Aston Villa fans have right to vent on Houllier even if the way be wrong



As sloganeering goes, it was not very impressive.

"Had Enough, Houllier Out" painted in childish block capitals on to an old bed sheet hung from the Holte End at Villa Park is hardly the stuff of Madison Avenue. The copyright symbol added by its proud creator was probably superfluous.

Certainly, the Aston Villa manager will have seen better banners during his time at Liverpool, where no lofty slogan was considered too pretentious for rendering in Kopite embroidery.

The grand proclamations draped over Anfield generally spoke of brotherhood, honour and destiny - proving that Liverpudlians have poetry in their hearts, or at least a copy of Gladiator in their DVD players.

Still, in its own dour, Birmingham fashion, the Holte End banner did its job.

Its creator, whose association with Aston Villa no doubt precedes (and will exceed) Houllier and the owner Randy Lerner's, was unhappy with his team's performance under Houllier. He chose to express that unhappiness in written form, without using foul language or abuse.

In most free societies, that is his right. But a modern Premier League football club is not a free society. The banner was removed within minutes by stewards.

For the record, although I understand the banner writer's frustration, I abhor his moronic, knee-jerk and short-sighted call to sack Houllier after just six months and at such a crucial stage of the season. But, like Voltaire, another well-known Frenchman once said, I will defend to the death his right to say it. OK, not to the death, exactly, but I will write this article.

Why should a fan be stopped from expressing negative views of his team via a homemade banner?

Do they fear it will damage team morale? If so, they should eject any fan caught booing their own team. Such jeering must be more disheartening than a banner to players who may struggle to read English (and that includes the English ones).

Is it because Houllier is so thin-skinned that he cannot bear to read criticism?
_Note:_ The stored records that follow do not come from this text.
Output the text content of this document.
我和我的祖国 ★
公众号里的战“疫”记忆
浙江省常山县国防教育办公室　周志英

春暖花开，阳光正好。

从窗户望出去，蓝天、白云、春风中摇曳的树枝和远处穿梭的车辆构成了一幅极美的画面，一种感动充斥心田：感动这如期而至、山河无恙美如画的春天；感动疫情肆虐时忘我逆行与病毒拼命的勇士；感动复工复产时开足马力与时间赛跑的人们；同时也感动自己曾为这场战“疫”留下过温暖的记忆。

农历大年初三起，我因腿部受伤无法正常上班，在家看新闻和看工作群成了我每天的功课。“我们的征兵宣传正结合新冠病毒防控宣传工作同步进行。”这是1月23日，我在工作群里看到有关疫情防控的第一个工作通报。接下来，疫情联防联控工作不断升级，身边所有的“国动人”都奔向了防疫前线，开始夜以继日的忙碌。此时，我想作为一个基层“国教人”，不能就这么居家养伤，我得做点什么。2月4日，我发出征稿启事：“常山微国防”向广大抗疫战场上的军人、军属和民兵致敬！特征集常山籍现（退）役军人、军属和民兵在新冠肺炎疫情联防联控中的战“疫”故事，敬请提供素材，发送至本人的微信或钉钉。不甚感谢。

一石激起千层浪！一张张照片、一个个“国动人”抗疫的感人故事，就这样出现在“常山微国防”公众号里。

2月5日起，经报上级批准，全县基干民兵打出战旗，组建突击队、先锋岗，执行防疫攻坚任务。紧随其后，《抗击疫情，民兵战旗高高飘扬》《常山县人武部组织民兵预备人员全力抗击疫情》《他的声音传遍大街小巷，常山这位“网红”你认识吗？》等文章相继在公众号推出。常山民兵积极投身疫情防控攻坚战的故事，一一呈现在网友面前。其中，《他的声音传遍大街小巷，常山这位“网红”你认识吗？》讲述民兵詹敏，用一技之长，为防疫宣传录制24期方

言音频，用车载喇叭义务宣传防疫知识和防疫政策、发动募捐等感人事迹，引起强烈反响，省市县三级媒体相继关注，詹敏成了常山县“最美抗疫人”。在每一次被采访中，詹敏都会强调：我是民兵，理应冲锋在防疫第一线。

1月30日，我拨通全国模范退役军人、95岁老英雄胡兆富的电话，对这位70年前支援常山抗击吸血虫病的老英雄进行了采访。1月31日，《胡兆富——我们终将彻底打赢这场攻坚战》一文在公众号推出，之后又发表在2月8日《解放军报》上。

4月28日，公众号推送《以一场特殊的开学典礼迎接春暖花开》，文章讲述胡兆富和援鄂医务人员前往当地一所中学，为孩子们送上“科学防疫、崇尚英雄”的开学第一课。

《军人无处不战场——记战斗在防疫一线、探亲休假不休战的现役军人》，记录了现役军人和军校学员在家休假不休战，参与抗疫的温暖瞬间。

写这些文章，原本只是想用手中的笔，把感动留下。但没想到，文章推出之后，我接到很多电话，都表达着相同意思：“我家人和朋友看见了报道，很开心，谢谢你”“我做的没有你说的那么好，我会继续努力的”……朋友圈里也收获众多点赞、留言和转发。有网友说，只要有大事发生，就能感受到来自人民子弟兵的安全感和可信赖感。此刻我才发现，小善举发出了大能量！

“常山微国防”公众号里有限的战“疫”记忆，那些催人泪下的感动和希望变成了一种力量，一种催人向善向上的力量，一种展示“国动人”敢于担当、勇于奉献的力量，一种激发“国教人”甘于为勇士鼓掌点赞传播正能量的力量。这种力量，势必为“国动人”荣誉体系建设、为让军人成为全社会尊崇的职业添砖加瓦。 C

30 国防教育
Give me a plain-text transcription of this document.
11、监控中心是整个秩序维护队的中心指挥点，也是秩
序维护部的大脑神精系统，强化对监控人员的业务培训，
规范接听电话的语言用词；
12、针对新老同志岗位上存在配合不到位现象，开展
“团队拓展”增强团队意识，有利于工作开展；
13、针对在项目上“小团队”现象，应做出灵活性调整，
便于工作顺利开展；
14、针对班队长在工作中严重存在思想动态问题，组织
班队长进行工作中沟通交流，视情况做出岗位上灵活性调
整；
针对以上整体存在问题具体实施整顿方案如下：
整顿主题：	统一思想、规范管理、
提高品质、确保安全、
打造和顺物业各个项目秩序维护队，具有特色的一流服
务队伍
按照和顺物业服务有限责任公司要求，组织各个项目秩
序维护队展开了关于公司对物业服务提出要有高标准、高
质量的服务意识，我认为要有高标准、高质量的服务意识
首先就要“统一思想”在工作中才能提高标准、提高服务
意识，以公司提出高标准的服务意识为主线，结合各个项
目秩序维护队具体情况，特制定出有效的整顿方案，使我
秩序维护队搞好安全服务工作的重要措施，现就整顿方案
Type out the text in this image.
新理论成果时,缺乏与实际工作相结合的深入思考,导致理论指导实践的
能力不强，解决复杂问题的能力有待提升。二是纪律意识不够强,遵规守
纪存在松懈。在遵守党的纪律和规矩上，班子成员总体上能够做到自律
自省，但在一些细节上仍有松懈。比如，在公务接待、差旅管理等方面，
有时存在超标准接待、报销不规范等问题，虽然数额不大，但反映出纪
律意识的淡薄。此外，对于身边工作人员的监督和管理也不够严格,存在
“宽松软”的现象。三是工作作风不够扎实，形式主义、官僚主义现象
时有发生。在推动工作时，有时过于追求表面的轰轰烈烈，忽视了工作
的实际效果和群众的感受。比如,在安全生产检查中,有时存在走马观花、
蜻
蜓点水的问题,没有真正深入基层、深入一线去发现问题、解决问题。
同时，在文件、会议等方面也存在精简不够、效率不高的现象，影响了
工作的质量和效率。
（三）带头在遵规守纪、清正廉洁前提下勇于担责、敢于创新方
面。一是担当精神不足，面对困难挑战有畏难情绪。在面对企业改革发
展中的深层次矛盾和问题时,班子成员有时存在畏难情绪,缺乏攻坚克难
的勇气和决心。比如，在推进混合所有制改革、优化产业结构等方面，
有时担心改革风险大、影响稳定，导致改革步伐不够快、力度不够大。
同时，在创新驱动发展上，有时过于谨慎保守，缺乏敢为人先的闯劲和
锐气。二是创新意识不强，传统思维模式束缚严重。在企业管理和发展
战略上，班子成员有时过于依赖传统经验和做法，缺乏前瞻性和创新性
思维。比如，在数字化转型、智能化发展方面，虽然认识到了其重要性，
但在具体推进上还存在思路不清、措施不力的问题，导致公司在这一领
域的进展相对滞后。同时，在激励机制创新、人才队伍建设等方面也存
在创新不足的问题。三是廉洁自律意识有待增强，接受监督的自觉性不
Although this theory holds water - as a journalist in Liverpool during the Houllier years, I heard tales of sports reporters being hauled into his office to "discuss" their articles, which were already laid out on his desk, with offending passages highlighted - I do not believe it was the case here.

Perhaps it was simply an overzealous steward or police officer, ready to justify their stifling of free speech with the usual hokum about crowd safety: the sheet might have flapped in the breeze and obscured someone's view/knocked over their coffee/startled a pigeon, etc.

My primary suspicion, however, is that the banner was removed by some Villa suit because grumpy fans do not fit the sanitised, sponsor-pleasing, Fifa-approved image of modern football.

We know, from watching adverts, the football fans we are supposed to be. We are young, happy and good-looking. We smile, wear replica shirts and wave only positive banners, or preferably giant foam hands, bought from the club shop. Sorry, I mean Megastore. Ideally, we arrive at the match with our wives and children, or perhaps an ethnically diverse friendship group.

What we are not supposed to be is dour, angry little men who spent the last 24 hour daubing paint on to our mother's second best bed sheets. Well, sorry but real life is not a commercial. Let the angry fan have his say. It is his club - you are just passing through.

Hey, I quite like that last sentence. I might go and scrawl it on a sheet. Copyright me, of course.

Trying times can cause confusion

Do you remember where you were on Saturday March 19, at 3.21pm (GMT) when the news broke? Of course you do. We all do, and always will.

I was helping my father in the garden when mother rushed outside, flour still on her hands and a worried look etched across her face.

“Come quickly,” she said, beckoning us inside. Father and I stood in the kitchen in muddied boots, such was our haste to gather around the wireless.

As it crackled into life, emotionless BBC tones conveyed the news that the international community had both feared and yearned for. The Scotland rugby union team had finally scored a try at Murrayfield. It was their first in two years, followed nine minutes later by a second.

“Well, that’s that, then,” said my father, and returned to his vegetable patch.

“I am sure it is for the best,” said my mother anxiously. “It is what the people want, after all.”

Meanwhile, at Murrayfield itself, there were reports of some children crying with confusion when the scores were made.

“Daddy, why did our man run away with the ball then put it down on the ground like that?” asked Jimmy McTavish, six, from West Lothian. “Does he not want to play any more?”

“No, son, that’s a try,” said his father. “It means he’s scored five points.”

“Five points? But I can only add up in threes! And even then, not very high.”

“Aye son,” came the reply. “Me too.”

“Daddy, do you think when I grow up, that maybe I can score a try for Scotland?”

“Only if we’re playing Italy, son. Only if we’re playing Italy.”